If we slice a force channel, we only obtain the calibrations relevant for the selected region.

1.4. Markers

We can see that the file also contains markers. These can be accessed from the markers attribute which returns a dictionary of markers.

>>> print(file.markers)
{'FRAP 3': <lumicks.pylake.marker.Marker at 0x2c6164bc910>}

The actual markers can be obtained from the dictionary as follows:

>>> file.markers["FRAP 3"]
<lumicks.pylake.marker.Marker at 0x2c616bcf8b0>

We can find the start and stop time with .start and .stop.

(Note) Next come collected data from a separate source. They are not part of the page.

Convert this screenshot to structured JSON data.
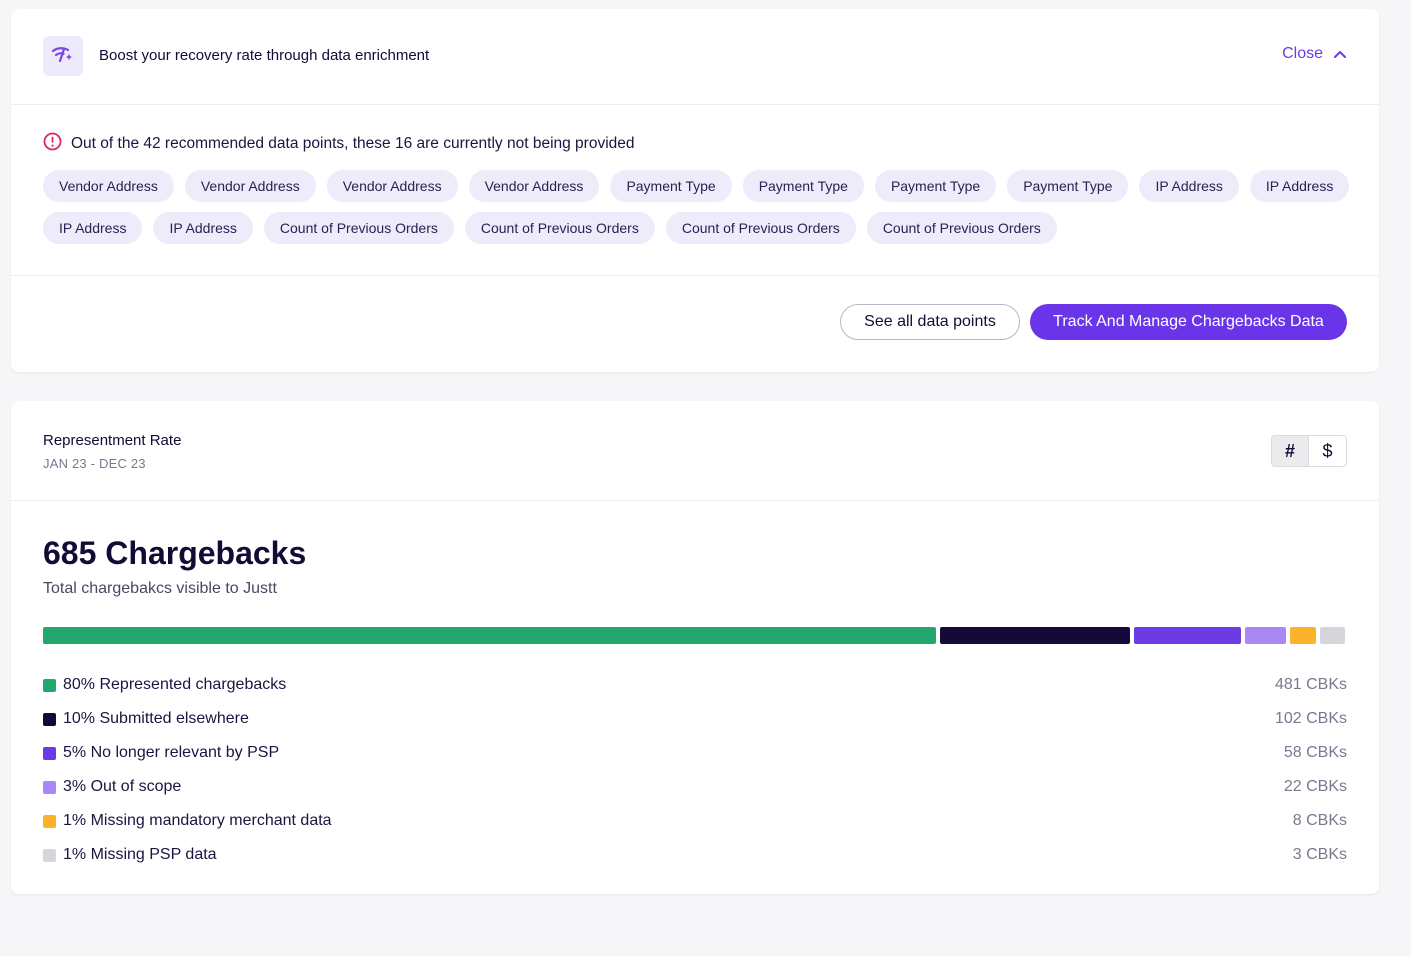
{
  "enrichment": {
    "title": "Boost your recovery rate through data enrichment",
    "close_label": "Close",
    "alert_text": "Out of the 42 recommended data points, these 16 are currently not being provided",
    "chips": [
      "Vendor Address",
      "Vendor Address",
      "Vendor Address",
      "Vendor Address",
      "Payment Type",
      "Payment Type",
      "Payment Type",
      "Payment Type",
      "IP Address",
      "IP Address",
      "IP Address",
      "IP Address",
      "Count of Previous Orders",
      "Count of Previous Orders",
      "Count of Previous Orders",
      "Count of Previous Orders"
    ],
    "see_all_label": "See all data points",
    "track_label": "Track And Manage Chargebacks Data"
  },
  "rate": {
    "title": "Representment Rate",
    "period": "JAN 23 - DEC 23",
    "toggle": {
      "count_label": "#",
      "amount_label": "$",
      "active": "count"
    },
    "total_label": "685 Chargebacks",
    "total_sub": "Total chargebakcs visible to Justt",
    "breakdown": [
      {
        "label": "80% Represented chargebacks",
        "count": "481 CBKs",
        "value": 481,
        "color": "#22a86e"
      },
      {
        "label": "10% Submitted elsewhere",
        "count": "102 CBKs",
        "value": 102,
        "color": "#16093a"
      },
      {
        "label": "5% No longer relevant by PSP",
        "count": "58 CBKs",
        "value": 58,
        "color": "#6d3be3"
      },
      {
        "label": "3% Out of scope",
        "count": "22 CBKs",
        "value": 22,
        "color": "#a987f5"
      },
      {
        "label": "1% Missing mandatory merchant data",
        "count": "8 CBKs",
        "value": 8,
        "color": "#fbb32c"
      },
      {
        "label": "1% Missing PSP data",
        "count": "3 CBKs",
        "value": 3,
        "color": "#d6d5db"
      }
    ]
  },
  "colors": {
    "accent": "#6a35e8",
    "chip_bg": "#eeebfb",
    "alert": "#e0245e"
  },
  "icons": {
    "enrich": "signal-sparkle-icon",
    "close": "chevron-up-icon",
    "alert": "alert-circle-icon"
  }
}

>>> print(file.markers["FRAP 3"].start)
1573136459289265920
>>> print(file.markers["FRAP 3"].stop)
1573136602571107585

1.5. Exporting h5 files

We can save the Bluelake HDF5 file to a different filename by using save_as(). When transferring data, it can be beneficial to omit some channels from the h5 file, or use a higher compression ratio. In particular, high frequency channels tend to take up a lot of space, and aren’t always necessary for every analysis:

file.save_as("no_hf.h5", omit_data={"Force HF/*"})  # Omit high frequency force data from export

We use fnmatch patterns for specifying which fields to omit from the saved h5 file.